Консуэло, в ужасе от столь наглого обмана, решила положить этому конец.
— Довольно! — проговорила она. — Господин граф, выслушайте меня…
Она готова была все рассказать, но тут вошел Альберт. И тотчас мысль о Зденко сковала страхом ее душу, готовую открыться. Неукротимый покровитель Консуэло был способен без шума и без лишних слов освободить ее от врага, которого она собиралась разоблачить. Она побледнела, с горестным упреком взглянула на Андзолето, и слова замерли на ее устах.
Ровно в семь часов вечера все уселись за стол ужинать. Если столь частые трапезы способны лишить аппетита моих изящных читательниц, я принужден им сказать, что мода воздерживаться от пищи была не в чести в те времена и в той стране. Кажется, я уже упоминал о том, что в Ризенбурге кушали медленно, плотно и часто — чуть ли не половина дня проходила за обеденным столом; и, признаюсь, Консуэло, с детства поневоле привыкшая довольствоваться в течение дня несколькими ложками сваренного на воде риса, находила эти гомерические трапезы смертельно длинными. Впервые она не смогла дать себе отчет в том, сколько длился этот ужин — час, мгновение или столетие. Она так же мало сознавала, что существует, как и Альберт, когда он бывал один в своем гроте. Ей казалось, что она пьяна, до такой степени стыд, любовь и ужас владели ею. Она ничего не ела, не слышала, ничего не видела вокруг себя. В смятении, подобно человеку, летящему в пропасть и видящему, как одна за другой ломаются непрочные ветки, за которые он пытается удержаться, она глядела на дно бездны, и голова ее шла кругом. Андзолето сидел подле нее, он задевал за ее платье, то и дело касался локтем ее локтя, а ногой ее ноги. Стремясь ей услужить, он дотрагивался до ее рук и на миг удерживал их в своих, но этот миг, это жгучее пожатие заключало в себе целый мир наслаждений… Тайком он шептал ей слова, от которых можно было задохнуться, пожирал ее глазами… Пользуясь мгновением, мимолетным, как молния, он менялся с ней стаканом и прикасался губами к хрусталю, до которого только что дотрагивались ее губы.
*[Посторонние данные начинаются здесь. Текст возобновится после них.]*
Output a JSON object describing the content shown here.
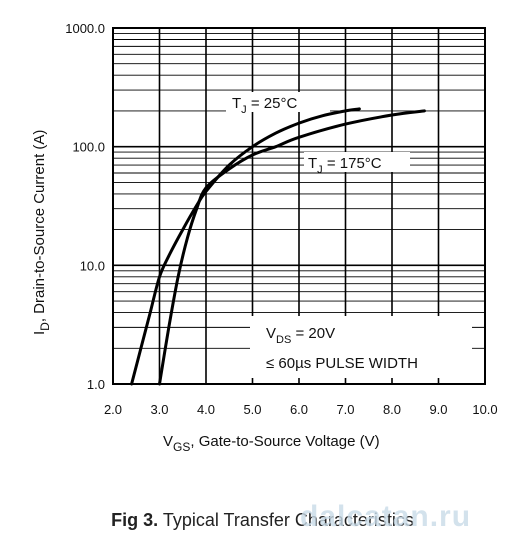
{
  "chart_data": {
    "type": "line",
    "xlabel": "V_GS, Gate-to-Source Voltage (V)",
    "ylabel": "I_D, Drain-to-Source Current (A)",
    "xlim": [
      2.0,
      10.0
    ],
    "ylim": [
      1.0,
      1000.0
    ],
    "yscale": "log",
    "x_ticks": [
      "2.0",
      "3.0",
      "4.0",
      "5.0",
      "6.0",
      "7.0",
      "8.0",
      "9.0",
      "10.0"
    ],
    "y_ticks": [
      "1.0",
      "10.0",
      "100.0",
      "1000.0"
    ],
    "grid": true,
    "series": [
      {
        "name": "T_J = 25°C",
        "x": [
          2.4,
          2.6,
          2.8,
          3.0,
          3.2,
          3.5,
          3.8,
          4.0,
          4.5,
          5.0,
          5.5,
          6.0,
          6.5,
          7.0,
          7.3
        ],
        "y": [
          1.0,
          2.0,
          4.0,
          8.0,
          12.0,
          20.0,
          32.0,
          42.0,
          70.0,
          100.0,
          130.0,
          158.0,
          182.0,
          200.0,
          208.0
        ]
      },
      {
        "name": "T_J = 175°C",
        "x": [
          3.0,
          3.2,
          3.4,
          3.6,
          3.8,
          4.0,
          4.5,
          5.0,
          5.5,
          6.0,
          7.0,
          8.0,
          8.7
        ],
        "y": [
          1.0,
          3.0,
          8.0,
          17.0,
          30.0,
          45.0,
          65.0,
          85.0,
          100.0,
          120.0,
          155.0,
          185.0,
          200.0
        ]
      }
    ],
    "annotations": {
      "t25": {
        "pre": "T",
        "sub": "J",
        "post": " = 25°C"
      },
      "t175": {
        "pre": "T",
        "sub": "J",
        "post": " = 175°C"
      },
      "vds": {
        "pre": "V",
        "sub": "DS",
        "post": " = 20V"
      },
      "pulse": "≤ 60µs PULSE WIDTH"
    },
    "axis_text": {
      "x_pre": "V",
      "x_sub": "GS",
      "x_post": ", Gate-to-Source Voltage (V)",
      "y_pre": "I",
      "y_sub": "D",
      "y_post": ", Drain-to-Source Current  (A)"
    }
  },
  "caption": {
    "number": "Fig 3.",
    "text": "Typical Transfer Characteristics"
  },
  "watermark": "dalcatan.ru"
}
Он умел быть пламенем для нее и холодным, как лед, в глазах других. Он премило держал себя, учтиво разговаривал, был чрезвычайно внимателен к канониссе, преисполнен почтения к капеллану, предлагал ему лучшие куски мяса и сам нарезал их с грациозной ловкостью человека, привыкшего к хорошему столу. Он заметил, что благочестивый отец был лакомкой, но по своей застенчивости нередко ограничивал себя по части чревоугодия. Капеллану пришлась весьма по вкусу предупредительность молодого человека, и он стал желать, чтобы этот новый кравчий до конца дней своих пробыл в замке Исполинов. Все заметили, что Андзолето пил только воду, и когда капеллан, как бы в ответ на его любезность, предложил ему вина, он проговорил во всеуслышание:
— Тысячу раз благодарю, но больше я уже не попадусь. Ваше прекрасное вино, в котором я недавно пытался найти забвение, коварно. Теперь мои горести миновали, и я возвращаюсь к воде, своему обычному напитку и верному другу.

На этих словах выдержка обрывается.